Pflege

Mehr Geld für Pflegekräfte – neues Tarifsystem in der Pflege

Gesundheitsausschuss verabschiedet Grünen Antrag. Der Pflegebeauftragte der Staatsregierung, Hermann Imhoff, hat im April in einem Gespräch mit den Nürnberger Nachrichten ein neues Tarifsystem für die Pflege gefordert. Damit will er den Pflegeberuf attraktiver machen und gleichzeitig für mehr Qualität in der Pflege sorgen. "Wir nehmen den Pflegebeauftragten beim Wort und wollen mit einem Berichtsantrag erfahren, wie das angekündigte Tarifsystem umgesetzt werden soll", so der Grüne Pflegeexperte Ulli Leiner.


Laut Presseberichten ist folgendes Vorgehen geplant: zunächst soll ver.di als zuständige Fachgewerkschaft mit den öffentlichen Arbeitgebern einen Mustertarifvertrag aushandeln. Darin sollen eine bessere Bezahlung der Pflegekräfte, bessere Arbeitsbedingungen und bessere Fort- und Weiterbildungsmöglichkeiten vereinbart werden.
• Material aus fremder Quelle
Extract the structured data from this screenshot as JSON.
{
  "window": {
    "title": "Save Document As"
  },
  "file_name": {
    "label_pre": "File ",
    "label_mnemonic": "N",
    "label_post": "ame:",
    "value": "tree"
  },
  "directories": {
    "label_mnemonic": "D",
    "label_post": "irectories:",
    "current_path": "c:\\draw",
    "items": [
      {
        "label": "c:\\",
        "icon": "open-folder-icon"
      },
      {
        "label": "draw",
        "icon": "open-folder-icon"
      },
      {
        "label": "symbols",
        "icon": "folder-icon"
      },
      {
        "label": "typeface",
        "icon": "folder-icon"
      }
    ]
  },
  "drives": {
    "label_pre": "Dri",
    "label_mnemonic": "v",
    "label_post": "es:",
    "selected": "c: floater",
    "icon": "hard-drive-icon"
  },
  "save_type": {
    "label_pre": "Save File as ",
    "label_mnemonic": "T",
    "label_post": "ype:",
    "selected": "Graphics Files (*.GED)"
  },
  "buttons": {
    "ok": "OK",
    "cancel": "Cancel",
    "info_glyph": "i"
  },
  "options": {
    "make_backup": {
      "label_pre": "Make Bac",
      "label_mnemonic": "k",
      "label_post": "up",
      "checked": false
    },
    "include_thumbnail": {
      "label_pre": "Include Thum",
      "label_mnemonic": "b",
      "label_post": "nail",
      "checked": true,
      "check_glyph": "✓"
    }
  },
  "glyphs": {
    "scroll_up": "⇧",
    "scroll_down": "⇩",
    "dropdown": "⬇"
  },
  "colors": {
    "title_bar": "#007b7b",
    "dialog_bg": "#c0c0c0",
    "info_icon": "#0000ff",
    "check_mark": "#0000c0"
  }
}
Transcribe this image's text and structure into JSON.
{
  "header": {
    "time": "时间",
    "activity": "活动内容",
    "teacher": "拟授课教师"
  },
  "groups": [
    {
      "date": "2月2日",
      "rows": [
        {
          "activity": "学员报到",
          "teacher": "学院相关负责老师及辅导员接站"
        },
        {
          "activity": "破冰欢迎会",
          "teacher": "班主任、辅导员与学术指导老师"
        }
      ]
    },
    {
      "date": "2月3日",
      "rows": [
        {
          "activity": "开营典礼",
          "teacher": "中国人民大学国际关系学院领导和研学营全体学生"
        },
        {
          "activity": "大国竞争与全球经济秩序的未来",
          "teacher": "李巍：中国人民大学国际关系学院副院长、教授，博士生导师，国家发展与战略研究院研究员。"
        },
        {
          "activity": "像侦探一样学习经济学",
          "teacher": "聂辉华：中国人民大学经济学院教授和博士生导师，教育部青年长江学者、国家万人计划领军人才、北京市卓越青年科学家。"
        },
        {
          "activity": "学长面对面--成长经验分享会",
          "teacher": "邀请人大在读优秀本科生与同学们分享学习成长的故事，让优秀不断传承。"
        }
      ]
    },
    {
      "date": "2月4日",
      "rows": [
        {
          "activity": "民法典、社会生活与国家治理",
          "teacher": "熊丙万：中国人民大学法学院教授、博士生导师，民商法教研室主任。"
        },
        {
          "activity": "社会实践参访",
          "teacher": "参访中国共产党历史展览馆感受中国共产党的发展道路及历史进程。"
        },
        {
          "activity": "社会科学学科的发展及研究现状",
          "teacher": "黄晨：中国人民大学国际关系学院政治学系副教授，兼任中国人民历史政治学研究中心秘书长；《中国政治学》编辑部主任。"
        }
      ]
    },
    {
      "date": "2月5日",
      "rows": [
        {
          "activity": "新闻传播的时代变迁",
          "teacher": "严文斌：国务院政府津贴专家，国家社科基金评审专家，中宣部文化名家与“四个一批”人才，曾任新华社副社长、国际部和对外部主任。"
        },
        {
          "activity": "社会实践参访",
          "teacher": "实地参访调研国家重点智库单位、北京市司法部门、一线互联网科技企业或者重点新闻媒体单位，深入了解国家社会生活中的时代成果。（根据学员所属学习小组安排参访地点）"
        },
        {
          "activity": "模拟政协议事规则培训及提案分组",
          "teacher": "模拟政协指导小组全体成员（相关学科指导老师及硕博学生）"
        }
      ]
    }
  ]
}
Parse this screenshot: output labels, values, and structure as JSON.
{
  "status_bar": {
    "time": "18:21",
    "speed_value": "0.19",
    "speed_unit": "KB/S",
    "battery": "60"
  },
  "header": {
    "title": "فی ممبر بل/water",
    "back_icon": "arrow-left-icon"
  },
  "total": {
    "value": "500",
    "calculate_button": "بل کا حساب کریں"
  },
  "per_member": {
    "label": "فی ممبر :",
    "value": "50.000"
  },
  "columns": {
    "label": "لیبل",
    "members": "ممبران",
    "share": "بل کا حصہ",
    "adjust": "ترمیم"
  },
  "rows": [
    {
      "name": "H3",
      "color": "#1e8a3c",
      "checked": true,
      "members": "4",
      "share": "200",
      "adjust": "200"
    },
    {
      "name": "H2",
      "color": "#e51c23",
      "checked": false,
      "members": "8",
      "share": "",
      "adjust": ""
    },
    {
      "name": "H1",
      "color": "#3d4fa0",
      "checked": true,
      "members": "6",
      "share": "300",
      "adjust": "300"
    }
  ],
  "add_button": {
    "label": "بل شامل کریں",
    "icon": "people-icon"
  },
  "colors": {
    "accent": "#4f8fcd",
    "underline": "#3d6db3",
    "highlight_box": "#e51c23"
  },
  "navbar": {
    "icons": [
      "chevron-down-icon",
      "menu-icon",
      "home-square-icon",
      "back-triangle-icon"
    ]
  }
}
Diesem Tarifvertrag sollen sich dann die privaten und frei-gemeinnützigen Träger auf dem Wege einer freiwilligen Selbstverpflichtungserklärung anschließen. Verweigern sie sich diesem Vorschlag, dann soll der Staat den Tarifvertrag für allgemeingültig erklären.

"Wir halten diese Initiative des Pflegebeauftragten der bayerischen Staatsregierung für einen interessanten Vorschlag zur dringend notwendigen Verbesserung der Rahmenbedingungen in der Pflege“, erläutert Ulli Leiner. „Allerdings bleiben viele Fragen offen. Deshalb unser Antrag."

Wir sind schon sehr gespannt auf die Beantwortung unser Fragen durch die bayerische Staatsregierung. Sollte die Initiative ernst gemeint sein, hätte Hermann Imhoff seinen Vorstoß mit der Staatsregierung abstimmen müssen. Da der Vorschlag auch Fragen der Tarifautonomie betrifft, hätte er auch mit der Gewerkschaft Ver.di und den kommunalen Arbeitgebern des öffentlichen Dienstes abgestimmt werden müssen. Uns interessiert brennend, welche neuen Tarifgruppen und Eingruppierungen entsprechend der verschiedenen Qualifikationsniveaus für die Pflegekräfte vorgesehen sind. Auch über die geplanten Verbesserungen der Arbeitsbedingungen sowie der Fort- und Weiterbildungsmöglichkeiten würden wir gerne näheres erfahren.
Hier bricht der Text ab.